Flipgigs Helps Students Find Meaningful Jobs for Summer and Beyond


Jayati Sengupta, the CEO and founder of Flipgigs, a newly launched social marketplace that connects teens with summer jobs, says “it started with a personal problem.

“My 15-year-old daughter wanted to look for a writing gig. Kids today, they’re not interested in just doing errands; they’d like to find jobs that cater more to their talents.”

So Sengupta started asking anyone she could think of for advice.

“For six months I asked every student I met how did they find jobs. They said, ‘we knock on doors.’ But even when they found jobs they weren’t based on their interests or passions.

“I came to realize that when it comes to summer jobs for teens, nothing's changed in 50 years. There’s no social media solution. We’re just stuck in the past.”

In the process of investigating this problem, Sengupta discovered that 75 percent of the 16 million high school students, and 28 million college students in the U.S., chronically seek work.

Yet, according to the U.S. Bureau of Labor Statistics, fewer than three in ten American teens now have summer jobs.
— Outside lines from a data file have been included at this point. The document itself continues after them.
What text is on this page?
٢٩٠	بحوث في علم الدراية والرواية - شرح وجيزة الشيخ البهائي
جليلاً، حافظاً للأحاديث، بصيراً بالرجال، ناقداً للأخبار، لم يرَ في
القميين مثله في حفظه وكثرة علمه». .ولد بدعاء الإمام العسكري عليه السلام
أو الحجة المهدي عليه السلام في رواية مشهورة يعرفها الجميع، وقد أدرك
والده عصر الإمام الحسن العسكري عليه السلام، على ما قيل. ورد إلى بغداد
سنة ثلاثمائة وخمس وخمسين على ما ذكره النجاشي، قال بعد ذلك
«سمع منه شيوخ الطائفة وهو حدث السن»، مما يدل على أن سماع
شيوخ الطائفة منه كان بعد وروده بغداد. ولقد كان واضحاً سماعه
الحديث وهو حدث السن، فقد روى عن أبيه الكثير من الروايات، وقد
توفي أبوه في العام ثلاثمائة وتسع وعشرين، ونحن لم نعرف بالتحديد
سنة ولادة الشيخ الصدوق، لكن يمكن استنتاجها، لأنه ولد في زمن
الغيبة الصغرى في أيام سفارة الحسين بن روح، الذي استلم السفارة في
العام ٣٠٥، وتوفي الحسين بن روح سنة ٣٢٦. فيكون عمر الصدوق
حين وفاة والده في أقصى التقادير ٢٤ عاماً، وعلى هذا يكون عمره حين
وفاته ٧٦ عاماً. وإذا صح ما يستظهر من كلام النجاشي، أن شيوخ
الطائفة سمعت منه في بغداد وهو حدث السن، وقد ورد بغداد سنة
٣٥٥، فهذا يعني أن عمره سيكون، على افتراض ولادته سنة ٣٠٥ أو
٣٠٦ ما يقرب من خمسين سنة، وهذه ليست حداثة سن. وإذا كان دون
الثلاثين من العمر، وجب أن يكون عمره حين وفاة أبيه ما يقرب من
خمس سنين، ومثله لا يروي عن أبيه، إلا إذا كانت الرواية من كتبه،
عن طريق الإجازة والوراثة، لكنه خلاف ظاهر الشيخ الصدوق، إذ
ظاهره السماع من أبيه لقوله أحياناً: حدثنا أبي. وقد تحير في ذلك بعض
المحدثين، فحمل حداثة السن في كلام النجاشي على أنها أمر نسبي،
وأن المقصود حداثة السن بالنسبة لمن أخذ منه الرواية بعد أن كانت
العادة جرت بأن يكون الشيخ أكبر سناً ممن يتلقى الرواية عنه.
“I realized that what was needed is a social platform to connect students with opportunities that are related to their talents and passions. That’s why I built Flipgigs. It’s not about teens finding tasks like running errands, but much more about other jobs, like tutoring  – in music, sports, and academics – and social media work, like blogging, design, programming, IT, and marketing.”

After taking the new platform, which is web-based, into private beta at the beginning of this year, Sengupta, unveiled it publily when she won the startup competition at The Startup Conference in May.
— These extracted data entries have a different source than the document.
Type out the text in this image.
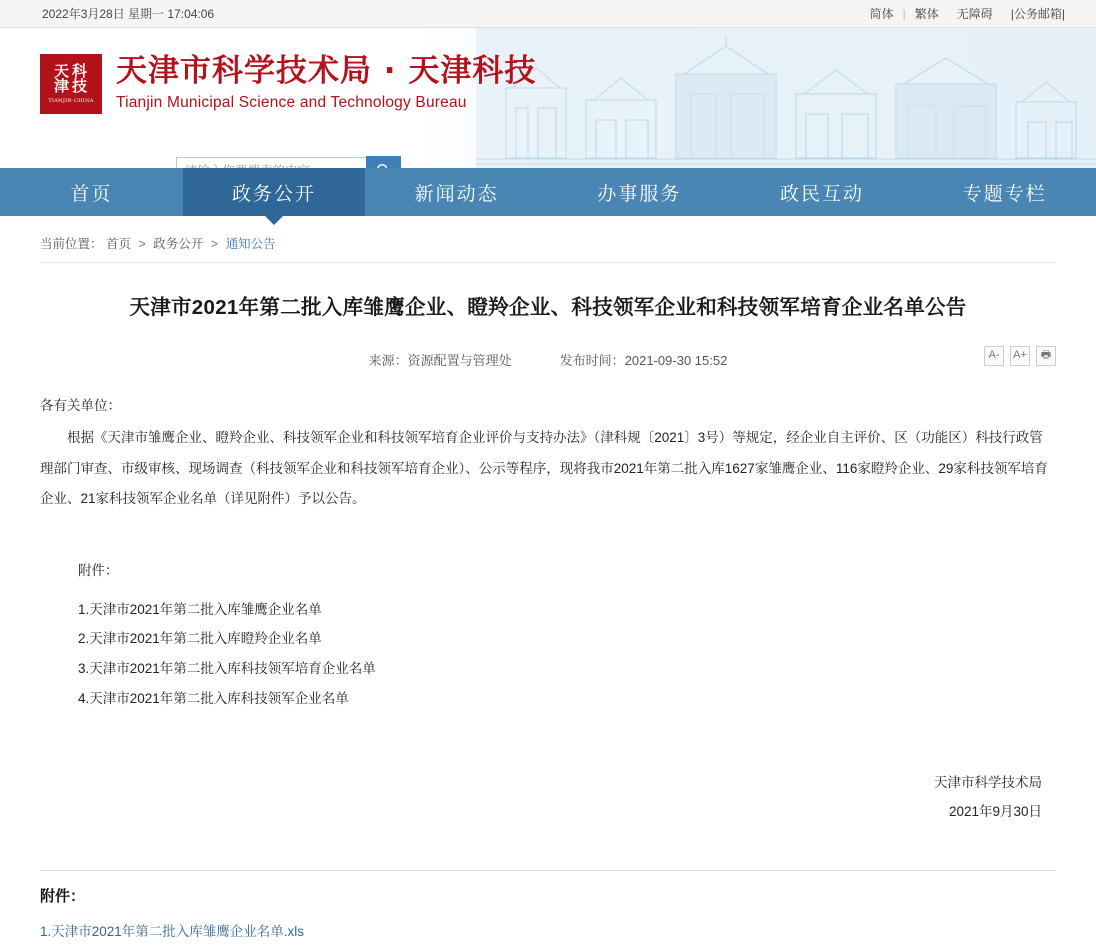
2022年3月28日 星期一 17:04:06	简体 | 繁体	无障碍	|公务邮箱|
天 科
津 技
TIANJIN·CHINA
天津市科学技术局 · 天津科技
Tianjin Municipal Science and Technology Bureau
请输入您要搜索的内容
首页	政务公开	新闻动态	办事服务	政民互动	专题专栏
当前位置： 首页 > 政务公开 > 通知公告
天津市2021年第二批入库雏鹰企业、瞪羚企业、科技领军企业和科技领军培育企业名单公告
来源：资源配置与管理处	发布时间：2021-09-30 15:52	A- A+ 🖶

各有关单位：

根据《天津市雏鹰企业、瞪羚企业、科技领军企业和科技领军培育企业评价与支持办法》（津科规〔2021〕3号）等规定，经企业自主评价、区（功能区）科技行政管理部门审查、市级审核、现场调查（科技领军企业和科技领军培育企业）、公示等程序，现将我市2021年第二批入库1627家雏鹰企业、116家瞪羚企业、29家科技领军培育企业、21家科技领军企业名单（详见附件）予以公告。

附件：
1.天津市2021年第二批入库雏鹰企业名单
2.天津市2021年第二批入库瞪羚企业名单
3.天津市2021年第二批入库科技领军培育企业名单
4.天津市2021年第二批入库科技领军企业名单
天津市科学技术局
2021年9月30日
附件：
1.天津市2021年第二批入库雏鹰企业名单.xls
Flipgigs is free for students and parents; businesses pay a nominal fee to post jobs there. What Sengupta envisions for the future is a kind of LinkedIn for students.
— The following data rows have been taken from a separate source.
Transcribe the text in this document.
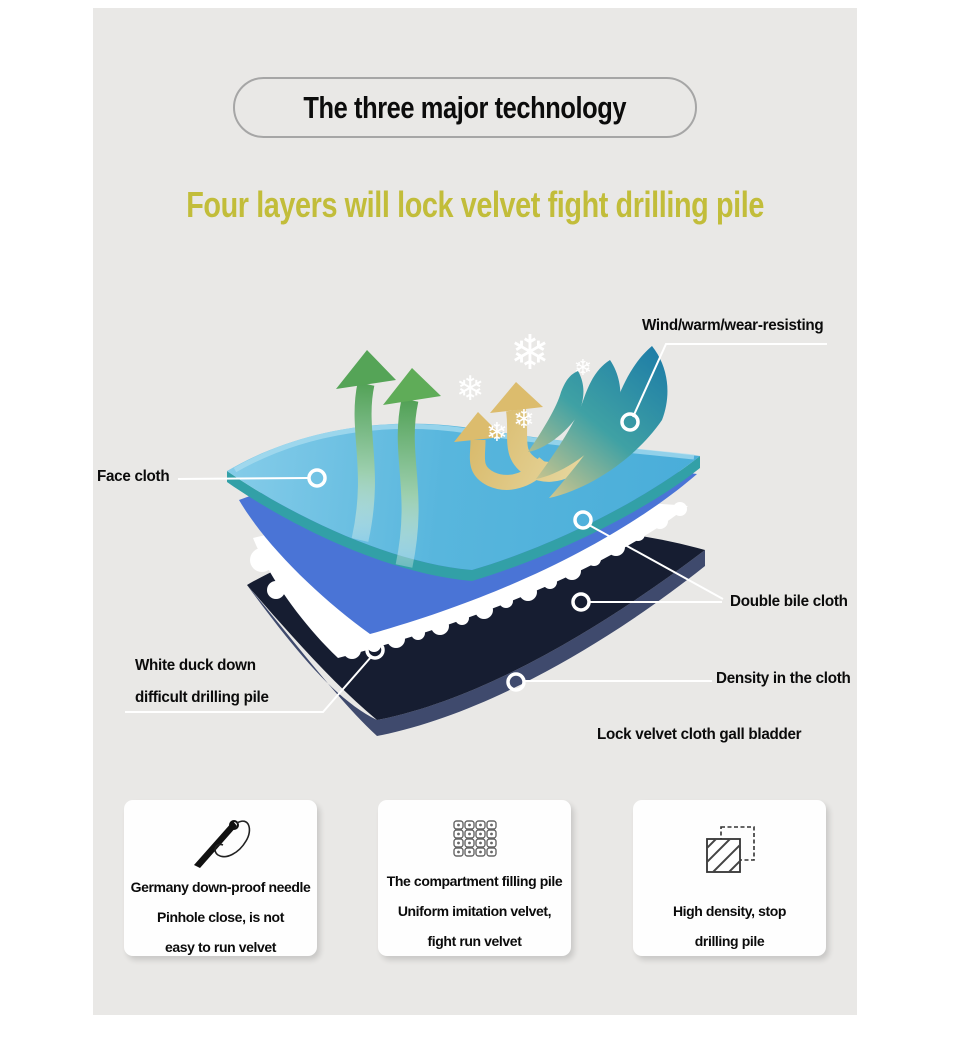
The three major technology
Four layers will lock velvet fight drilling pile
❄
❄
❄
❄ ❄
Wind/warm/wear-resisting
Face cloth
Double bile cloth
White duck down
difficult drilling pile
Density in the cloth
Lock velvet cloth gall bladder
Germany down-proof needle
Pinhole close, is not
easy to run velvet
The compartment filling pile
Uniform imitation velvet,
fight run velvet
High density, stop
drilling pile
And it will be operating not just during summer but year round, because many college and high school students say they would be willing to work part-time while they are taking classes, especially when the work is tied into their majors or career aspirations.

Meanwhile, thanks to Flipgigs, Sengupta’s daughter has found a writing gig with a startup that promotes meetups based on mutual interests of its members.